Uvalde School District Suspends Entire Police Department

The Uvalde School district has suspended their entire police department in the wake of law enforcement's botched response to the May 24 shooting inside Robb Elementary School.

The school district’s decision comes after TODAY Parents reported on Brett Cross, the father of a 10-year-old victim who had been protesting outside the administration building for 245 hours, demanding that the officers who responded to the shooting be suspended.

“We did it! And we are going home!” the father tweeted.

Cross is the father of Uziyah Garcia, who was gunned down inside his fourth grade class along with 18 of his classmates and two teachers. He had been protesting outside the district administration building for more than 10 straight days.

A CNN report revealed this week that the Uvalde school district had hired an officer to patrol local schools despite the fact she was under investigation for her actions, or inaction, during the second deadliest school shooting in U.S. history. Less than 24 hours after that report, she was fired.

Then, on Oct. 7, the district announced it had "made the decision to suspend all activities of the Uvalde CISD Police Department for a period of time," via a written statement.

The statement said that decisions about the police who patrol the schools were pending until the conclusion of an investigation, but "recent developments have uncovered additional concerns with department operations."

Uziyah Garcia, one of the 21 victims of the Uvalde school shooting. He loved Spider-Man and wanted to be a police officer. His father, Brett Cross, protested for more than 10 days straight outside the school district building. (AP, Courtesy Brett Cross)
Uziyah Garcia, one of the 21 victims of the Uvalde school shooting. He loved Spider-Man and wanted to be a police officer. His father, Brett Cross, protested for more than 10 days straight outside the school district building. (AP, Courtesy Brett Cross)

On May 24, a gunman opened fire inside two fourth grade classes inside Robb Elementary School, killing 19 students and two teachersLaw enforcement officers waited over an hour before confronting the gunman. A report issued by a Texas state House Committee cited “systemic failures and egregiously poor decision making.”

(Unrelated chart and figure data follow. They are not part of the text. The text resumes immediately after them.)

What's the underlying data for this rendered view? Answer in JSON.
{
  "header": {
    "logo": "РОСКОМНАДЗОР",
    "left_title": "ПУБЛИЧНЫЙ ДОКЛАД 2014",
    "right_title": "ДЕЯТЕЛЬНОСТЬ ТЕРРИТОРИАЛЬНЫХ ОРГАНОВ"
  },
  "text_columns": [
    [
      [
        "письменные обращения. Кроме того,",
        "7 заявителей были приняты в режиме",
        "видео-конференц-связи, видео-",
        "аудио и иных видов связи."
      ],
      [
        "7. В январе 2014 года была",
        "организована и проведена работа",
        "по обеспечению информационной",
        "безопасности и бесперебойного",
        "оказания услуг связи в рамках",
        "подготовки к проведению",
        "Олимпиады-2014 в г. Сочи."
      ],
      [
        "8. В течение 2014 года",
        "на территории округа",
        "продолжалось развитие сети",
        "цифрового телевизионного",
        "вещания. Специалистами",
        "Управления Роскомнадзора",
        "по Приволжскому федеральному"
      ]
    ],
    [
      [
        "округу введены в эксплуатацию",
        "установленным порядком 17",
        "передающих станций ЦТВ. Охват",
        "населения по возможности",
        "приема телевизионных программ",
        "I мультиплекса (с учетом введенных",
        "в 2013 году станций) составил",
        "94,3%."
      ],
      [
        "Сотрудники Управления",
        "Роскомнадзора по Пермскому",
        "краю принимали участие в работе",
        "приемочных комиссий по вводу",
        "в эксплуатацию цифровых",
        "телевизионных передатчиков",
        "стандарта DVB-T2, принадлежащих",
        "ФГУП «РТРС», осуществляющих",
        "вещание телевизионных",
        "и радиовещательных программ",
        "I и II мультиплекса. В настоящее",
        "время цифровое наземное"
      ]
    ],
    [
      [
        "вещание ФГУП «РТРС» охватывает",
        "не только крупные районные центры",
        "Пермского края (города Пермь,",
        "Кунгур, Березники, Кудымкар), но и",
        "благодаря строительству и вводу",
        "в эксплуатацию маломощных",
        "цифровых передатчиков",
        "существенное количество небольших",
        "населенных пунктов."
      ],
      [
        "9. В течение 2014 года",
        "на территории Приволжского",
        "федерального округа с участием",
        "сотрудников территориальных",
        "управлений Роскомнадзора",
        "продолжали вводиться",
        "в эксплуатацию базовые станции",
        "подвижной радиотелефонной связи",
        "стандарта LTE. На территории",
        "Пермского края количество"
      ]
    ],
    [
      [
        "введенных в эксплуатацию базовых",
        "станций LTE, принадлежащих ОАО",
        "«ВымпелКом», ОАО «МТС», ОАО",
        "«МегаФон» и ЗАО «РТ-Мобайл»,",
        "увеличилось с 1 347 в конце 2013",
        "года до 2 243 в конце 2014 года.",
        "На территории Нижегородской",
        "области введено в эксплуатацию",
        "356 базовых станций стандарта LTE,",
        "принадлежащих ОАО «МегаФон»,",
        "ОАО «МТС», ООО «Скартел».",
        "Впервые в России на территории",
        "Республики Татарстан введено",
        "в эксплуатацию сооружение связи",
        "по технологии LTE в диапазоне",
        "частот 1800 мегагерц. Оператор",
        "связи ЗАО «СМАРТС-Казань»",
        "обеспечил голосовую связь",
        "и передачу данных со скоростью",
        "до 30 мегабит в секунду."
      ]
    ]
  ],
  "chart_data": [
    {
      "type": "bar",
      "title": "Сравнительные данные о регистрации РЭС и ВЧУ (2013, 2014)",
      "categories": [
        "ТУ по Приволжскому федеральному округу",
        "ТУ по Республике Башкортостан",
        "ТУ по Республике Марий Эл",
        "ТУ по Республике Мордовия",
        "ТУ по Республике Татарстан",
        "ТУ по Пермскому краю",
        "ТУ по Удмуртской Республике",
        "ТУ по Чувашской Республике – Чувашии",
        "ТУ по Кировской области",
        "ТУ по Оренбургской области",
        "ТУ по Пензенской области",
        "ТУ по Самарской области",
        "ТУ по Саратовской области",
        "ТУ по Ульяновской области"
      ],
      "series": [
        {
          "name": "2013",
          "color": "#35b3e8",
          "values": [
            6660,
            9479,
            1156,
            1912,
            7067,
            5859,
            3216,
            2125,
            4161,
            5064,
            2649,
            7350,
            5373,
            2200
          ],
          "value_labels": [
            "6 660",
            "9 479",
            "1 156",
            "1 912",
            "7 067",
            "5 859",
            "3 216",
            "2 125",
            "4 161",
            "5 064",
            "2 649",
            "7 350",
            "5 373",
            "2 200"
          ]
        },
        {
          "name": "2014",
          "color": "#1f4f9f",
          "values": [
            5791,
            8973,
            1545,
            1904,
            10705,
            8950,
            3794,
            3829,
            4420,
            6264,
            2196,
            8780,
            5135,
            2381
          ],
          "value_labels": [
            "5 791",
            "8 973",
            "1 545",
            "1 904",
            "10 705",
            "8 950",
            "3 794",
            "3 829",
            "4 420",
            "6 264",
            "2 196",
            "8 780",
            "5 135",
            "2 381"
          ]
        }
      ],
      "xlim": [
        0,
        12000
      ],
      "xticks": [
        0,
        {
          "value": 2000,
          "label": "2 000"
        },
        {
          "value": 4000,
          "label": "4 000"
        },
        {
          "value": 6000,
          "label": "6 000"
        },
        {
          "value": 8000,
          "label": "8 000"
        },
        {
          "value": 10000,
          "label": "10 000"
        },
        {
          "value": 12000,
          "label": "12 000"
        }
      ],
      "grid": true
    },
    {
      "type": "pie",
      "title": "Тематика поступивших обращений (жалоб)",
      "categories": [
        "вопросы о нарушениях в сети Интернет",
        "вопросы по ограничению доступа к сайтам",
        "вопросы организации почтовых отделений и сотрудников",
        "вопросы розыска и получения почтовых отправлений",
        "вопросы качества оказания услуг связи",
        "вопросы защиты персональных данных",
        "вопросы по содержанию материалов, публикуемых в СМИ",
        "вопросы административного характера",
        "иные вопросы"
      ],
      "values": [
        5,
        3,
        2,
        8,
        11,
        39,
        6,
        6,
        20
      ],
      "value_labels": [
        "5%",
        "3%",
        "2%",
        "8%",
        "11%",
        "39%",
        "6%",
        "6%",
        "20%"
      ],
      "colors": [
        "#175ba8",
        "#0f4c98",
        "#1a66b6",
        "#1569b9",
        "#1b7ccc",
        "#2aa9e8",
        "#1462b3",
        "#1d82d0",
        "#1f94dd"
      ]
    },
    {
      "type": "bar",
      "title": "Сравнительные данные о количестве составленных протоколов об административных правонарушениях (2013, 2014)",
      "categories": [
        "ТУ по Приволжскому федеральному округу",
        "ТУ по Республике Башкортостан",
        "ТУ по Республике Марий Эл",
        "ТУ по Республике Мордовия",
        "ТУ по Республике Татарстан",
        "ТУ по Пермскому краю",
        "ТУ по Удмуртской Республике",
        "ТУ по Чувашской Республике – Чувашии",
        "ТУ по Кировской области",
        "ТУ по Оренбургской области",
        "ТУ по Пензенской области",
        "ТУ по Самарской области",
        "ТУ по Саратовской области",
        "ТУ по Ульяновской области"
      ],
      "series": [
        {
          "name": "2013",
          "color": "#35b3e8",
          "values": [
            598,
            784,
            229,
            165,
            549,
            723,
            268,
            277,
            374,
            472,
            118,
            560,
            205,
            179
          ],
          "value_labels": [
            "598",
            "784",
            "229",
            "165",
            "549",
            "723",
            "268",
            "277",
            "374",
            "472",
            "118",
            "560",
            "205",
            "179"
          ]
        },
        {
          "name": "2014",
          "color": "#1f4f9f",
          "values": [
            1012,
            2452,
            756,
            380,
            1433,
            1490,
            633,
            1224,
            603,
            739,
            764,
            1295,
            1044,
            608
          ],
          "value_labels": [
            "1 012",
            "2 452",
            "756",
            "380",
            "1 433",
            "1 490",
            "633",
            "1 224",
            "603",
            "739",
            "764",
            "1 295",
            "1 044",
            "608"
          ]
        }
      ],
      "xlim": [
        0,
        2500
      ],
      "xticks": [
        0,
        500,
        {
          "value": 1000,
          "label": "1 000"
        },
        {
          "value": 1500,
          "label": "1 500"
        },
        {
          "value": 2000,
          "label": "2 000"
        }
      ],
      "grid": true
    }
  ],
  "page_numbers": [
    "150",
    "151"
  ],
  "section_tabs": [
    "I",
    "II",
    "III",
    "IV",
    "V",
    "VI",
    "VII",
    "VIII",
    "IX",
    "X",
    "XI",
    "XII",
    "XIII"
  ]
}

While testifying in front of a special State Senate committee, Texas Department of Public Safety Director Steven McCraw described law enforcement’s response as an “abject failure,” adding that nothing stood between the gunman and officers but the “on-scene commander who decided to place the lives of officers before the lives of children.”

A picture of where Brett Cross slept while protesting in front of the Uvalde school district, demanding the district suspend the officers who responded to the shooting on May 24. (Courtesy Brett Cross)
A picture of where Brett Cross slept while protesting in front of the Uvalde school district, demanding the district suspend the officers who responded to the shooting on May 24. (Courtesy Brett Cross)

A day before the district's decision to suspend the entire police department, Cross spoke to TODAY Parents via phone from his encampment. Hours earlier, CNN reported that a former DPS officer, Crimson Elizondo, was under investigation for her response to the May 24 but hired by the Uvalde school district to protect students anyway.

Elizondo can be heard on recorded audio obtained by CNN telling other officers on the scene, “If my son had been in there, I would not have been outside. I promise you that.”

"There's a lot of emotions running through me: I'm enraged that that they knowingly hired this officer," Cross told TODAY Parents at the time. "She was there within two minutes and openly said that if her kids were in there, she wouldn't have been outside. It just goes to show the lack of care —  our kids didn't mean anything. As a parent, you don't just stop with your kids. You protect all children."

The district says in its written statement that it will "continue to engage with the Texas Police Chiefs Association," which is conducting a review of law enforcement management, adding that the results will "guide the rebuilding of the department and the hiring of a new Chief of Police."

Cross lives just two blocks away from school district building's sidewalk he's called home for nearly 11 days. While he is now going home — this fight finished — he told TODAY his efforts are only just beginning.

"We have to continue. Nothing I say or do will bring my son back, but if I can help prevent this from happening to anybody else I will," Cross said. "They messed with the wrong parents."